Back in October of 2021, Chris Brown, Drake, and Drake’s producer Noah Shebib (aka “40”) were named in a copyright infringement lawsuit over 2019’s “No Guidance.” Now, 40 has officially been removed from the complaint.

The case’s musician plaintiffs just recently dismissed the suit (with prejudice) against Toronto-born Noah Shebib, legal documents show, having removed Drake from the action back in April. 40 has produced each of Drake’s albums and is a songwriter as well as one of four producers on the mentioned “No Guidance.” (The track’s three other producers, Vinylz, J-Louis, and Teddy Walton, are also defendants.)

Per the firmly worded original complaint, “No Guidance” (which has racked up over 801 million Spotify streams) “is a forgery” of the plaintiffs’ “I Love Your Dress.” A singer-songwriter named Braindon Cooper (who releases music as Mr. Cooper) and a drummer and producer named Timothy Valentine are said to have uploaded the allegedly infringed track to SoundCloud in July of 2016 – also registering it with BMI at the time – before formally copyrighting the song in August of 2020.

Moreover, the action, in maintaining that the plaintiffs’ song had been copied, claimed that this track had debuted as part of an EP and been performed live by Cooper prior to the release of “No Guidance.”

“In early March 2019, an A&R representative called Mic Tee – associated with Cash Money Records and the AMAG Collective, among others – contacted Cooper to discuss Cooper’s musical talents,” the original lawsuit reads. Mic Tee purportedly suggested that it and Cooper “should take a trip to Toronto” (Drake’s hometown) and proceeded to ask him to send along “‘unreleased music.’”

Cooper didn’t forward any unreleased work, but did provide a link to “I Love Your Dress,” according to the suit, ultimately becoming “suspicious of the interaction upon hearing No Guidance for the first time a few months later.”

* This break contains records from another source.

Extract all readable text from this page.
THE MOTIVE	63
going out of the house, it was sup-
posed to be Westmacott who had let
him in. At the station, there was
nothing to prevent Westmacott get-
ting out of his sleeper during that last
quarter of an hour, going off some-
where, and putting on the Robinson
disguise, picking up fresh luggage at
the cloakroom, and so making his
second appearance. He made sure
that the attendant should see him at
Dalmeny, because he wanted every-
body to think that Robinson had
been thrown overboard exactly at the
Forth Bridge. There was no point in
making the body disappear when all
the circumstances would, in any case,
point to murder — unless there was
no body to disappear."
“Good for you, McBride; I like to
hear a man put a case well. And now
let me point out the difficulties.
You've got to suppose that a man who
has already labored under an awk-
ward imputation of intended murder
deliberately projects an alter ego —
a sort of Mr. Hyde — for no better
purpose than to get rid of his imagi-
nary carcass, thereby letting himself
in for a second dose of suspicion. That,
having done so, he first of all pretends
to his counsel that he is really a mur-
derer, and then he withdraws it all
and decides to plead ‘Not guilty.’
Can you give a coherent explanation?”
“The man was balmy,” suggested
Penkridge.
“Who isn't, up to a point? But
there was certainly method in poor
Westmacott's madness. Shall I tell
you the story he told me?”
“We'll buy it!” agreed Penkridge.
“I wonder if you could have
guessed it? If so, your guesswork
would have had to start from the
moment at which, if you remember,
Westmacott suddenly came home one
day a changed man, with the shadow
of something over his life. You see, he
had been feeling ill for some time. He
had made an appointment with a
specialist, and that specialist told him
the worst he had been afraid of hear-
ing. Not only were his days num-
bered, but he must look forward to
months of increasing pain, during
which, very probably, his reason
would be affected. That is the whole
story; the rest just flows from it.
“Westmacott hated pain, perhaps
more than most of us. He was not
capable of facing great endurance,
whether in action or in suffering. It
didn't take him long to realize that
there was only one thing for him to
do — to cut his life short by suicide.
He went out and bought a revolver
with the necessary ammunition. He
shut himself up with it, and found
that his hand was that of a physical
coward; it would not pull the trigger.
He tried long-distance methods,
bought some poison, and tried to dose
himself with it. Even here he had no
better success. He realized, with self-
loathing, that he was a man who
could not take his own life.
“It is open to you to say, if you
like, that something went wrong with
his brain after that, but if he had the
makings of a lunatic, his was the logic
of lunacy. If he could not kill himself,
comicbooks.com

Besides citing the opinions of musicologists (whose findings have been key parts of arguments in many other infringement cases), the plaintiffs stated that the tracks are similar lyrically and in terms of their featuring “the distinctive sound effect of a pitch metronome-like click and a vocal effect through which portions of the primary vocal part appear to have been sped up.”

The precise reasons behind the case’s partial dismissal (against Shebib as well as Drake) are unclear. When contacted for comment, Cooper requested that DMN “please direct all questions about the case to my Attorneys,” and 40 doesn’t appear to have publicly addressed the topic. In any event, the action is proceeding against defendants including Chris Brown and Sony Music.

Multiple infringement cases have entered the media spotlight during the past month – with 80s band Naked Eyes having sued Reservoir Media, Epidemic Sound having submitted a complaint against Meta, and Megan Thee Stallion and Big Sean having been accused of infringement in “Go Crazy.”